When it was sorted out, with both penalties stepped off, instead of getting the ball near midfield, LSU started the drive at its own 13-yard line.
“You’d have to say, (there were) no egregious fouls,” Miles said. “This was guys unpiling and trying to get somebody off of a teammate, not jacking somebody from behind. In my opinion. There were no cheap shots in any way.”
But, the game had gotten a little chippy and was being called closely to keep it from getting out of hand. And Miles did point out LSU had no penalties in the fourth quarter.
“Our guys have to recognize how the game is going to be officiated,” he said. “In several instances, there are good, clean honest mistakes. In several instances, it was getting a guy off of another guy. It’s always been the unfortunate position that the retaliation gets the penalty. That was true on some.

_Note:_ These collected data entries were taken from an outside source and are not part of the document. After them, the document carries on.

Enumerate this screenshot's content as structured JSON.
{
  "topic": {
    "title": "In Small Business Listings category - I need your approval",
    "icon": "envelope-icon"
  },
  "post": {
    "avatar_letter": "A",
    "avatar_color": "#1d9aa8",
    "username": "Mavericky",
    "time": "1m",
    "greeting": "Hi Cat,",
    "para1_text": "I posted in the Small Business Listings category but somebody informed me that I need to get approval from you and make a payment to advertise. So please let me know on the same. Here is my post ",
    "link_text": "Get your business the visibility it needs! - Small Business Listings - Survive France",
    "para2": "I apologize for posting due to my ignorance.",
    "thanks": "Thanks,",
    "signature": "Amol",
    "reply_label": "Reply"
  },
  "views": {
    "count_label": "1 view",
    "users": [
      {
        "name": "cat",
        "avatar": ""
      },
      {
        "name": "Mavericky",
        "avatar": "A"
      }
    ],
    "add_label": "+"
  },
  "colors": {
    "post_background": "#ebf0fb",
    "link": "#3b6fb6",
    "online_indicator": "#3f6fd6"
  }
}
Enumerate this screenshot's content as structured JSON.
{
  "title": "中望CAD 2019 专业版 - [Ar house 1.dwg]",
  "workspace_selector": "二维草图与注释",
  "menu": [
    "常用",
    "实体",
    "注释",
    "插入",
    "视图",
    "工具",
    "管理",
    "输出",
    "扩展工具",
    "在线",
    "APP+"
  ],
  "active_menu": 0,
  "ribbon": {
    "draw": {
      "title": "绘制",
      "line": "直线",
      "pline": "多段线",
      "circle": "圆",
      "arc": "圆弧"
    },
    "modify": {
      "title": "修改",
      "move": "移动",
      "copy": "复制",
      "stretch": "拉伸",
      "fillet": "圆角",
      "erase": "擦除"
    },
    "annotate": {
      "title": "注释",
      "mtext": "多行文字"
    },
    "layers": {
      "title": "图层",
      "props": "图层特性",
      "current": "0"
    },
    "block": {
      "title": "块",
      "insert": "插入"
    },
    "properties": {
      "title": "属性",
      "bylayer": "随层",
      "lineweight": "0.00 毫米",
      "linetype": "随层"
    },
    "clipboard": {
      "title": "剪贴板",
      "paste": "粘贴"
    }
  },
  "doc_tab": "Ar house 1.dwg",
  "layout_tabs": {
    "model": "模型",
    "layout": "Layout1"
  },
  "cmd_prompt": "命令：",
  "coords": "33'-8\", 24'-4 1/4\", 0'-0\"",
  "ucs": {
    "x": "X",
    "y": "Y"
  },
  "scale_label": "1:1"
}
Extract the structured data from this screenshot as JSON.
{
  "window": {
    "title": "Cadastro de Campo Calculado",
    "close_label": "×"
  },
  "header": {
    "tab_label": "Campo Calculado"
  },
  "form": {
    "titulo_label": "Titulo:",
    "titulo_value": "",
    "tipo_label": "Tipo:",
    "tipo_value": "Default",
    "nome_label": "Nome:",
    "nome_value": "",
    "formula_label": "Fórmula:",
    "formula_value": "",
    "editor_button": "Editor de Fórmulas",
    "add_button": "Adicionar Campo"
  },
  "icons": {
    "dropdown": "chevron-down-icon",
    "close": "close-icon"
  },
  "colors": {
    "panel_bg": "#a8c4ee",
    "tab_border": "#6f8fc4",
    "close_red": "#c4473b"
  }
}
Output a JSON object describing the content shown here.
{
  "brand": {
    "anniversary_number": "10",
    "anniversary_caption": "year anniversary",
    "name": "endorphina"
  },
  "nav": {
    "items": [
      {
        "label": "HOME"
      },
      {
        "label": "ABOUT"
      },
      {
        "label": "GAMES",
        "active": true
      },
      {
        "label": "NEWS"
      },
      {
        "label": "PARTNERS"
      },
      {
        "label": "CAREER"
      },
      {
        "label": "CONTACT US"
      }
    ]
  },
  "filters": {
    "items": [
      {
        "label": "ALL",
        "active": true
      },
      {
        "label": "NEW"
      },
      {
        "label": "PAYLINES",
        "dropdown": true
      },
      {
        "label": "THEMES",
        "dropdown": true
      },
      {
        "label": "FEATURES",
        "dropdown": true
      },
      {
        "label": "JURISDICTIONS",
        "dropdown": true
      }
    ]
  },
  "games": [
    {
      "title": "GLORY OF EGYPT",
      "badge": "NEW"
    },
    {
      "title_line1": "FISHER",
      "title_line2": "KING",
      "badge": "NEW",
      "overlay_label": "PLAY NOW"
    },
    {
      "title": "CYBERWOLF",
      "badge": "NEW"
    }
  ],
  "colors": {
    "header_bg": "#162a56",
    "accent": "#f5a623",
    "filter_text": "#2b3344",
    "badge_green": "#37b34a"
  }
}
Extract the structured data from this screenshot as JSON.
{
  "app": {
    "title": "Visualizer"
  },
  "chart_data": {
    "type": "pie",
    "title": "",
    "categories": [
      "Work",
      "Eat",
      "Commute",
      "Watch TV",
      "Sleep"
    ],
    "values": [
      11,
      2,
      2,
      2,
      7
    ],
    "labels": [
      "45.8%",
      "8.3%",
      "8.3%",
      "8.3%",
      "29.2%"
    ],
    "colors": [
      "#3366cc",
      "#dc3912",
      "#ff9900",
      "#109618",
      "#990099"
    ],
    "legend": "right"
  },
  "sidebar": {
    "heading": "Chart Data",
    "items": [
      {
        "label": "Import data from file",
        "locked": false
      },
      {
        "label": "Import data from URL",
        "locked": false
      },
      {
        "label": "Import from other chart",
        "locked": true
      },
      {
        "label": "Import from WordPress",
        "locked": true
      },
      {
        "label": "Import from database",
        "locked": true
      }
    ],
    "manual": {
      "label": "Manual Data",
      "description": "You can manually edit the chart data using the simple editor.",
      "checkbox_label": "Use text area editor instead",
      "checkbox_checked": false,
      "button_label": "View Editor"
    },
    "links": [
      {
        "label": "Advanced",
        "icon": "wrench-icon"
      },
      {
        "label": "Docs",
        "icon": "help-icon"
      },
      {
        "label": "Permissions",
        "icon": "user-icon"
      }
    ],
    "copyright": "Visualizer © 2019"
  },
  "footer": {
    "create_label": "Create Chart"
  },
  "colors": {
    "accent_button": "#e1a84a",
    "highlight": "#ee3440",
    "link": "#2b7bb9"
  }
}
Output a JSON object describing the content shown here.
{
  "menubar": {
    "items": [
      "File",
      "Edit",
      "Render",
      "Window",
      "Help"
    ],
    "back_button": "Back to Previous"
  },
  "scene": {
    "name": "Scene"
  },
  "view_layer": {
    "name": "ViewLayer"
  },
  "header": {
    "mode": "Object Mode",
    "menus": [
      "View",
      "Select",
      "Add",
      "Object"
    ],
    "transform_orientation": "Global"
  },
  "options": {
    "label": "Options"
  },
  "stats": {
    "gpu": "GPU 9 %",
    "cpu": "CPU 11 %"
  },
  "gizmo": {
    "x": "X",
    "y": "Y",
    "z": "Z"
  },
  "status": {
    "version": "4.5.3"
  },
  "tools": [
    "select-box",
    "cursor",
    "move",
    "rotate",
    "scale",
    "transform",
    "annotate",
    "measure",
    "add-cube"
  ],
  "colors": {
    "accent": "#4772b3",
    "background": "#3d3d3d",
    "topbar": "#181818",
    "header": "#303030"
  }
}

“I recognize the (penalty) calls, and the calls certainly are legitimate calls. I am not going to argue with that. I’m going to speak with the head of officials and kind of get his view again. I would not argue with the calls.”
Miles’ biggest question appeared to be on the personal foul that looked the worst of television — when defensive end Lavar Edwards leveled Auburn quarterback Kiehl Frazier following Muncie’s interception.
“It was a legal block,” Miles said. “It could have only been about the timing of the clock. It’s difficult to tell (on film) when the whistle is blown.
“It’s impossible for a guy like Lavar, who’s facing away from the play, blocking for an interception return that never came off because (Muncie) got tackled ... there were a couple of times where, whether the whistle was blown or not was certainly the key, right? Who was close enough to the ball to be necessary (to block) or not necessary.
“I’m certain that there will be a view of that from the conference and I will comply and listen.”
Regardless, Miles sees it as a coachable moment and wants it cleaned up.
“I’m just trying to make sure that our guys understand that it’s about victory, that it’s not about ‘I’m tougher or I got to show ...’ No, no, no, there’s nothing in a priority list that you would take onto the field that would stand above the word victory.
“You have to choose not to make that contact because of victory — not because you don’t want to, not because it’s not an enjoyable piece of the game, but because it could be illegal and we don’t want to be penalized.
“Guys that are making mistakes like that are really giving something to an opponent that the opponent is not entitled to.”